Türkiye İstatistik Kurumunun verilerine göre, Dış Ticaret açığımız Eylül 2012 dönemi itibariyle 6,8 milyar dolar’a yükseldiği açıklandı. Oysa ki beklentiler düşeceği yönündeydi.
Ekonomi Bakanı Zafer Çağlayan’ın da bu konu hakkında açıklamaları oldu. Oniki aylık toplam dış ticaret dengesinde 87,2 milyar dolarlık açık olduğunu açıkladı. Bu rakamda enerji hariç tutulduğunda, bu rakamın 35,4 milyar dolar olduğunu ve bu rakamında son yirmi iki ay’ın en düşük seviyesinde olduğunu açıkladı.
Sayın Çağlayan’ın da ifade ettiği gibi, Enerji’ye bağımlı olmamız dış ticaret açığımızı hızla arttırmaya devam etmektedir. Bu durumda yapılacak tek şey kalıyor. Çocukluğumuzdan beri duymaya aşina olduğumuz, yerli malı’na yönelmek.
Enerji ihtiyacı için yerli malı kullanalım desek, önemli yeraltı kaynaklarımızı (petrol, doğalgaz gibi) yapılan anlaşmalar çerçevesinde, çıkartıp işleyemiyoruz. Bu kadar borç yükü olunca, doğa’ya zararsız enerji üretmekte imkansız, çünkü çok maliyetli.
Bu ihtiyacı karşılamak için ise tek çare kalmış görünüyor. Hidroelektrik santraller. Bugün, hükümet’in gündeminde bir çok HES projesi bulunuyor. Kendi enerjimizi uluslararası şirketlere ürettirerek, bu devasa cari açığı kapatabilmek adına, doğanın ekolojik dengesi bozulacak ve çifçinin tarlasını işleyebilmesi için, ihtiyaç duyduğu su elinden alınacak. Su’yu medeni hayatlarımızın, vazgeçilmez bir parçası olan enerji üretmek için kullanmamız ise, ancak geçici bir süre için sıkıntılarımıza çözüm sağlayacaktır.
Yaz ayları zaten çok sıcak ve kurak, kışın oluşan su ancak santralleri doldurduğunda ve santral borularına hapsedildiğinde, geriye hiç bir şey kalmıyor. Şirketler can suyu adı altında, sadece %10’unu geri bırakıyorlar. Büyük bir kısmı da doğasında değil, santrallerde buharlaşıyor. Ya da boru’lardan deniz’e karışıyor. Doğa’da su olmaz ise, yaşam olmaz ki!
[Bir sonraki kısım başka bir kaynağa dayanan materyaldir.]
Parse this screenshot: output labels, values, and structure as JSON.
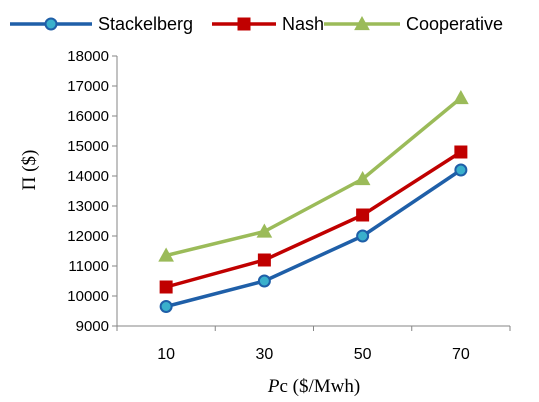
{
  "chart_data": {
    "type": "line",
    "categories": [
      "10",
      "30",
      "50",
      "70"
    ],
    "series": [
      {
        "name": "Stackelberg",
        "values": [
          9650,
          10500,
          12000,
          14200
        ],
        "color": "#1f5fa8",
        "marker_fill": "#3ab0cc",
        "marker": "circle"
      },
      {
        "name": "Nash",
        "values": [
          10300,
          11200,
          12700,
          14800
        ],
        "color": "#c00000",
        "marker_fill": "#c00000",
        "marker": "square"
      },
      {
        "name": "Cooperative",
        "values": [
          11350,
          12150,
          13900,
          16600
        ],
        "color": "#9bbb59",
        "marker_fill": "#9bbb59",
        "marker": "triangle"
      }
    ],
    "ylim": [
      9000,
      18000
    ],
    "yticks": [
      "9000",
      "10000",
      "11000",
      "12000",
      "13000",
      "14000",
      "15000",
      "16000",
      "17000",
      "18000"
    ],
    "ylabel": "Π ($)",
    "xlabel_italic": "P",
    "xlabel_rest": "c ($/Mwh)",
    "legend_position": "top",
    "grid": false
  }
}
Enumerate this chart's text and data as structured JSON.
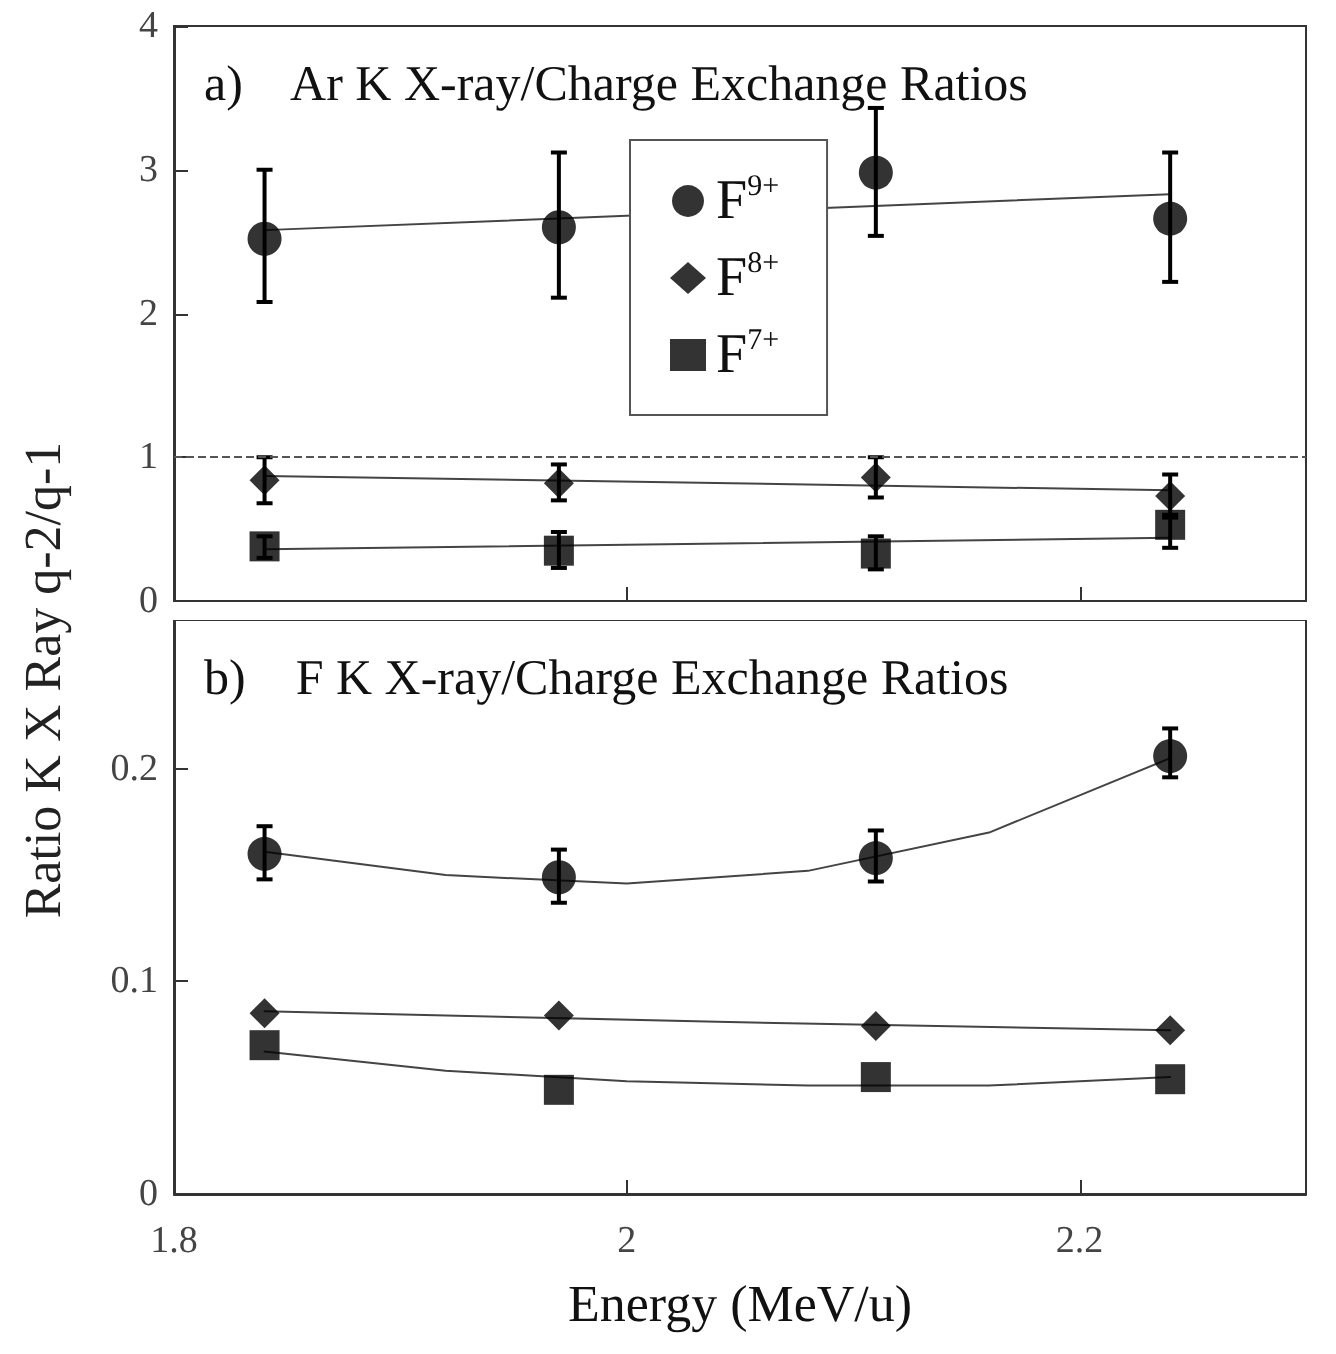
{
  "chart_data": [
    {
      "type": "scatter",
      "title": "a)    Ar K X-ray/Charge Exchange Ratios",
      "ylabel": "Ratio K X Ray q-2/q-1",
      "xlim": [
        1.8,
        2.3
      ],
      "xticks": [
        1.8,
        2,
        2.2
      ],
      "ylim": [
        0,
        4
      ],
      "yticks": [
        0,
        1,
        2,
        3,
        4
      ],
      "tick_labels": "y",
      "grid": false,
      "legend": "top",
      "ref_lines": [
        {
          "axis": "y",
          "value": 1,
          "color": "#555555",
          "line_style": "dashed"
        }
      ],
      "series": [
        {
          "name": "F$^{9+}$",
          "color": "#000000",
          "marker": "circle",
          "x": [
            1.84,
            1.97,
            2.11,
            2.24
          ],
          "values": [
            2.52,
            2.6,
            2.98,
            2.66
          ],
          "errors": [
            [
              2.08,
              3.0
            ],
            [
              2.11,
              3.12
            ],
            [
              2.54,
              3.43
            ],
            [
              2.22,
              3.12
            ]
          ]
        },
        {
          "name": "F$^{8+}$",
          "color": "#000000",
          "marker": "diamond",
          "x": [
            1.84,
            1.97,
            2.11,
            2.24
          ],
          "values": [
            0.84,
            0.82,
            0.86,
            0.73
          ],
          "errors": [
            [
              0.68,
              1.0
            ],
            [
              0.7,
              0.95
            ],
            [
              0.72,
              1.0
            ],
            [
              0.58,
              0.88
            ]
          ]
        },
        {
          "name": "F$^{7+}$",
          "color": "#000000",
          "marker": "square",
          "x": [
            1.84,
            1.97,
            2.11,
            2.24
          ],
          "values": [
            0.38,
            0.35,
            0.33,
            0.53
          ],
          "errors": [
            [
              0.3,
              0.45
            ],
            [
              0.23,
              0.48
            ],
            [
              0.22,
              0.45
            ],
            [
              0.37,
              0.6
            ]
          ]
        },
        {
          "type": "line",
          "color": "#444444",
          "marker": "none",
          "x": [
            1.84,
            2.24
          ],
          "values": [
            2.58,
            2.83
          ]
        },
        {
          "type": "line",
          "color": "#444444",
          "marker": "none",
          "x": [
            1.84,
            2.24
          ],
          "values": [
            0.87,
            0.77
          ]
        },
        {
          "type": "line",
          "color": "#444444",
          "marker": "none",
          "x": [
            1.84,
            2.24
          ],
          "values": [
            0.36,
            0.44
          ]
        }
      ]
    },
    {
      "type": "scatter",
      "title": "b)    F K X-ray/Charge Exchange Ratios",
      "xlabel": "Energy (MeV/u)",
      "xlim": [
        1.8,
        2.3
      ],
      "xticks": [
        1.8,
        2,
        2.2
      ],
      "ylim": [
        0,
        0.27
      ],
      "yticks": [
        0,
        0.1,
        0.2
      ],
      "grid": false,
      "legend": false,
      "series": [
        {
          "color": "#000000",
          "marker": "circle",
          "x": [
            1.84,
            1.97,
            2.11,
            2.24
          ],
          "values": [
            0.16,
            0.149,
            0.158,
            0.206
          ],
          "errors": [
            [
              0.148,
              0.173
            ],
            [
              0.137,
              0.162
            ],
            [
              0.147,
              0.171
            ],
            [
              0.196,
              0.219
            ]
          ]
        },
        {
          "color": "#000000",
          "marker": "diamond",
          "x": [
            1.84,
            1.97,
            2.11,
            2.24
          ],
          "values": [
            0.085,
            0.084,
            0.079,
            0.077
          ]
        },
        {
          "color": "#000000",
          "marker": "square",
          "x": [
            1.84,
            1.97,
            2.11,
            2.24
          ],
          "values": [
            0.07,
            0.049,
            0.055,
            0.054
          ]
        },
        {
          "type": "line",
          "color": "#444444",
          "marker": "none",
          "x": [
            1.84,
            1.92,
            2.0,
            2.08,
            2.16,
            2.24
          ],
          "values": [
            0.161,
            0.15,
            0.146,
            0.152,
            0.17,
            0.205
          ]
        },
        {
          "type": "line",
          "color": "#444444",
          "marker": "none",
          "x": [
            1.84,
            2.04,
            2.24
          ],
          "values": [
            0.086,
            0.081,
            0.077
          ]
        },
        {
          "type": "line",
          "color": "#444444",
          "marker": "none",
          "x": [
            1.84,
            1.92,
            2.0,
            2.08,
            2.16,
            2.24
          ],
          "values": [
            0.067,
            0.058,
            0.053,
            0.051,
            0.051,
            0.055
          ]
        }
      ]
    }
  ]
}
Peki ya sonrasını düşünebiliyor muyuz? Şu anda yaşadığımız acının çok daha şiddetlisini yaşamayacakmıyız? Uzun vadede, daha derin acılar ile tanışacağımız şimdiden çok açık değil mi?
Ekonomi artık bizim vazgeçilmezimiz, finans kapitalizm’i yokmuş gibi yapamayız. Bu düzenlemeler ile doğayı tüketirsek, mevcut hırslarımız için, kendi sonumuzuda getireceğimizi unutmamalıyız.
Çare yok mu, tabii ki var. Daha az tüketerek ve kapitalizm’in özü ile, yani daha çok üreterek bu kriz’i aşabiliriz. Artık hepimiz On kazansakta, bir kazanıyormuş gibi yaşamayı öğrenmeliyiz. Bir kazanıp, On kazanıyormuş gibi yaşama alışkanlığımızı ise ivedi olarak sonlandırmalıyız.
Hükümetlerin, kendi başlarına alacağı önlemler ile, sorunlar sadece ileriye ötelenecektir. Gelecek için duyduğumuz bu kaygı ve endişe, tüm insanların, hepimizin bu bilinçle yani on değil bir tüketmesiyle, dünya daha uzun bir ömüre sahip olabilir.
Türkiye’ye gelince; Enerji meselesi, her dönem dünyanın sorunu olmuştu. Bugünlerde yine enerji meselesi için, Suriye ile karşı karşıya getiriliyoruz. Ortadoğu’da mevcut tüm savaşlar ve arap baharları bu sorun sebebiyle yaşandı. Dünyanın jandarması ABD’nin, 1980 ve 1988 yılları arasında yaşanan İran-Irak savaşında Irağı, yani Saddam’ı desteklediğini ve silah yardımında bulunduğunu biliyoruz. Fakat Saddam’ın sonunu da biliyoruz. ABD’nin tek dostu kendisi.
Menfaatlar bittiğinde kimsenin gözünün yaşına bakılmadığını, tarih bize anlatıyor.
Dış borçlanmamızı, cari açığımızı bir an önce sonlandırmalı ve başka ülkelere bağımlı olmadan yaşamayı öğrenmeliyiz. Başka ülkeler bizi tüketmeden.